Suppose there is a function $f:A\to B$ where $A,\,B\subseteq\mathbb{R}$, is there any example for this function being NOT Borel function?
Well the question came up to be when I was reading the probability theory and it states that the two random variable is independent if and only if $\mathbb{E}[f(X)g(Y)] = \mathbb{E}[f(X)]\,\mathbb{E}[g(Y)]$ for any $f,\,g$ being Borel function. This is not hard to proof but I cannot think of any function that is not Borel when the function takes real value and also provides real value. Any comment is extremely welcomed :)

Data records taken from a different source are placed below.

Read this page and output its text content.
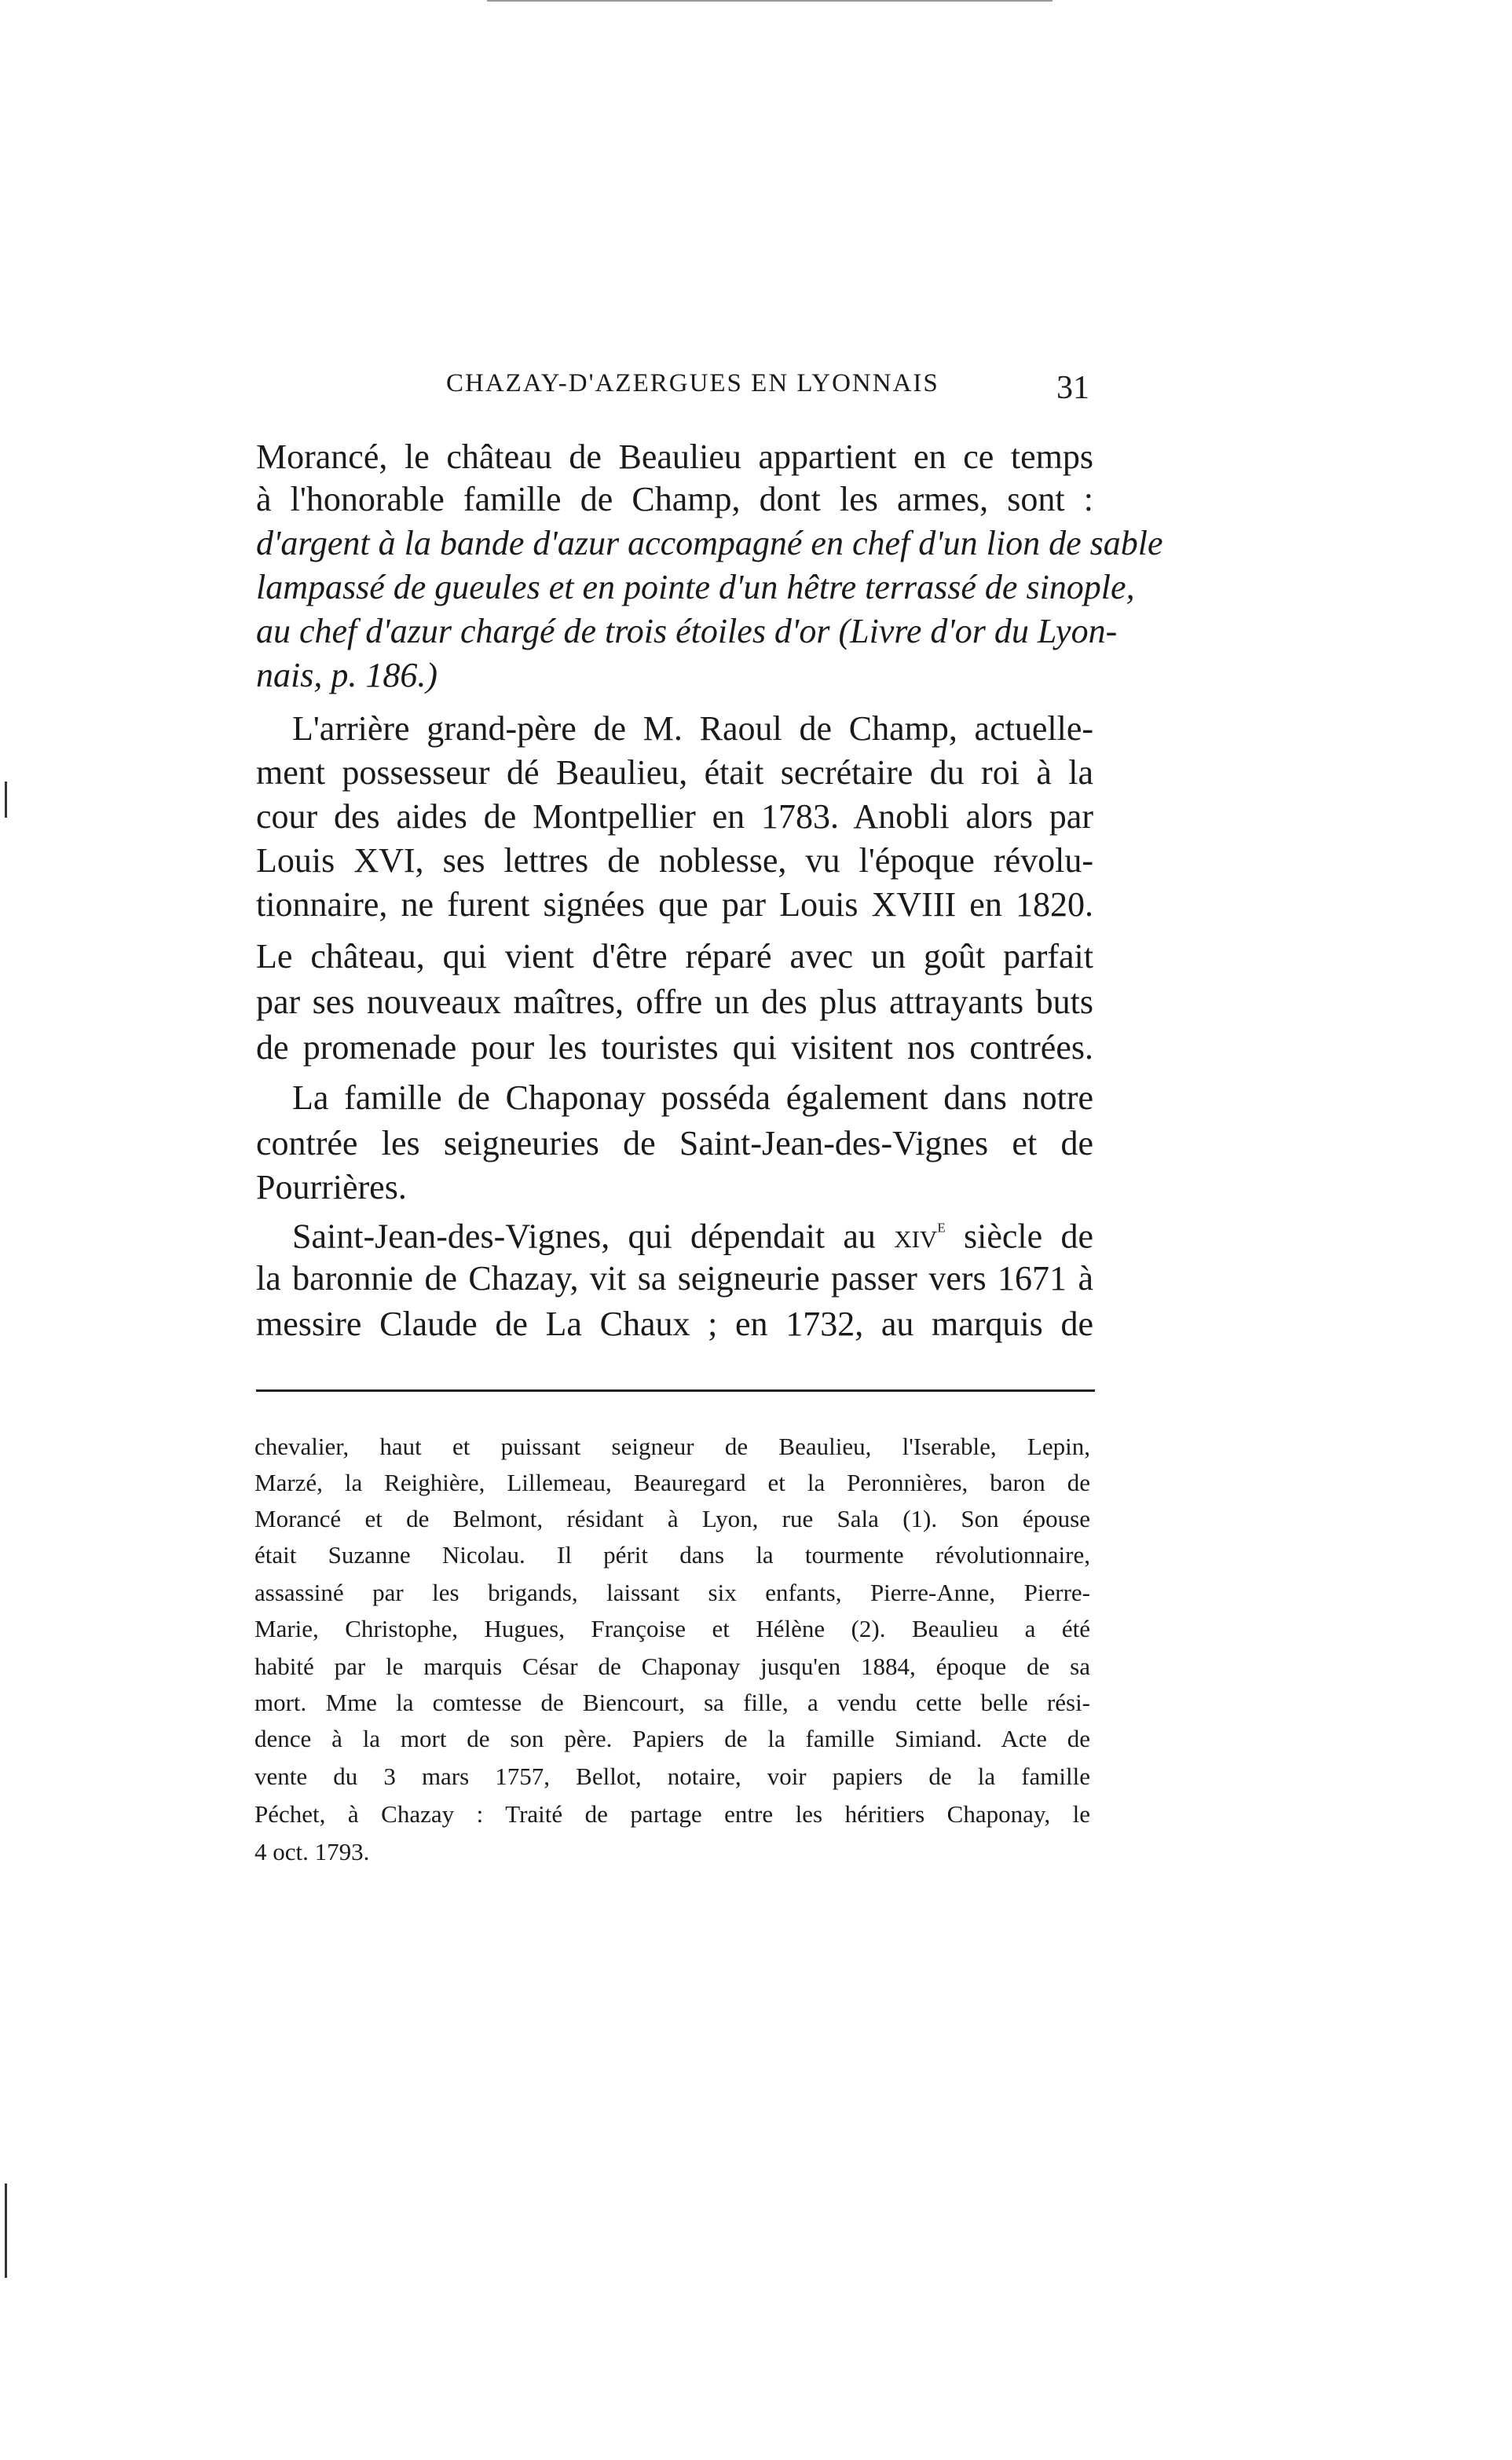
CHAZAY-D'AZERGUES EN LYONNAIS	31

Morancé, le château de Beaulieu appartient en ce temps

à l'honorable famille de Champ, dont les armes, sont :

d'argent à la bande d'azur accompagné en chef d'un lion de sable

lampassé de gueules et en pointe d'un hêtre terrassé de sinople,

au chef d'azur chargé de trois étoiles d'or (Livre d'or du Lyon-

nais, p. 186.)

L'arrière grand-père de M. Raoul de Champ, actuelle-

ment possesseur dé Beaulieu, était secrétaire du roi à la

cour des aides de Montpellier en 1783. Anobli alors par

Louis XVI, ses lettres de noblesse, vu l'époque révolu-

tionnaire, ne furent signées que par Louis XVIII en 1820.

Le château, qui vient d'être réparé avec un goût parfait

par ses nouveaux maîtres, offre un des plus attrayants buts

de promenade pour les touristes qui visitent nos contrées.

La famille de Chaponay posséda également dans notre

contrée les seigneuries de Saint-Jean-des-Vignes et de

Pourrières.

Saint-Jean-des-Vignes, qui dépendait au xiv$^e$ siècle de

la baronnie de Chazay, vit sa seigneurie passer vers 1671 à

messire Claude de La Chaux ; en 1732, au marquis de

chevalier, haut et puissant seigneur de Beaulieu, l'Iserable, Lepin,

Marzé, la Reighière, Lillemeau, Beauregard et la Peronnières, baron de

Morancé et de Belmont, résidant à Lyon, rue Sala (1). Son épouse

était Suzanne Nicolau. Il périt dans la tourmente révolutionnaire,

assassiné par les brigands, laissant six enfants, Pierre-Anne, Pierre-

Marie, Christophe, Hugues, Françoise et Hélène (2). Beaulieu a été

habité par le marquis César de Chaponay jusqu'en 1884, époque de sa

mort. Mme la comtesse de Biencourt, sa fille, a vendu cette belle rési-

dence à la mort de son père. Papiers de la famille Simiand. Acte de

vente du 3 mars 1757, Bellot, notaire, voir papiers de la famille

Péchet, à Chazay : Traité de partage entre les héritiers Chaponay, le

4 oct. 1793.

A couple of silly examples, using a well-ordering of the reals:
There are only $\mathfrak c$ Borel functions whose domain and range are contained in $\mathbb R$ (because Borel functions have Borel graphs, and there are only $\mathfrak c$ Borel subsets of $\mathbb R^2$). List them as $(f_\alpha\mid \alpha<\mathfrak c)$, list $\mathbb R$ as $(x_\alpha\mid\alpha<\mathfrak c)$, and, for each $\alpha<\mathfrak c$, define $f(x_\alpha)=0$ or $1$, whichever is different from $f_\alpha(x_\alpha)$ (including the possibility that $x_\alpha$ is not in the domain of $f_\alpha$). In this example, $f$ only takes the values $0$ and $1$, so it is the characteristic function of a (necessarily, non-Borel) set.
We can also produce an injective example, by letting $f(x_\alpha)=x_\beta$, where $\beta$ is least such that $x_\beta\notin\{f_\alpha(x_\alpha)\}\cup\{f(x_\tau)\mid \tau<\alpha\}$. Since at each stage only fewer than $\mathfrak c$ values have been excluded, $x_\beta$ is defined.